VOA reporters who contacted hospitals in Mogadishu put the number of injured at more than 40, including lawmakers, government officials and a journalist.
A former BBC reporter who is currently a Somali government spokesperson, Farhan Jimale, and the owner of a local television station, Hassan Ahmed Ade, were among the injured.
The hotel attack began around 9 p.m. local time Thursday evening, when armed al-Shabab fighters stormed the heavily guarded hotel.
According to residents close to the area, a heavy explosion was detonated outside the hotel.
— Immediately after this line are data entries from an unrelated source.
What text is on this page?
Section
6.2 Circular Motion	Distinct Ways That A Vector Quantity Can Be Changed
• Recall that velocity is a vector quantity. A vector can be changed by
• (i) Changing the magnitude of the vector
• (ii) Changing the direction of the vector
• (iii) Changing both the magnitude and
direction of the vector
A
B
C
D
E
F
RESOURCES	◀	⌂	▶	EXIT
Moments later, deafening gunfire was heard from inside the hotel.
The police spokesperson said the militants started their attack by detonating an explosives-laden vehicle and then the five assailants entered the building.
Earlier, al-Shabab claimed responsibility for the attack on the hotel, which is often frequented by government officials, lawmakers and Somalis from the diaspora.
Media affiliated with the group has also claimed that four Somali MPs were wounded in the attack. The government has not said if there are wounded lawmakers, and VOA could not independently verify al-Shabab’s claim.
Hotels in Somalia are a frequent target of terrorist attacks by al-Shabab. At least 14 individuals were slain when the terrorists assaulted the Villa Rays hotel in the city in 2022.
Three years earlier, at least 26 people were killed in an attack on the Asasey hotel in the port of city of Kismayo. Among those killed were numerous foreigners and a well-known journalist.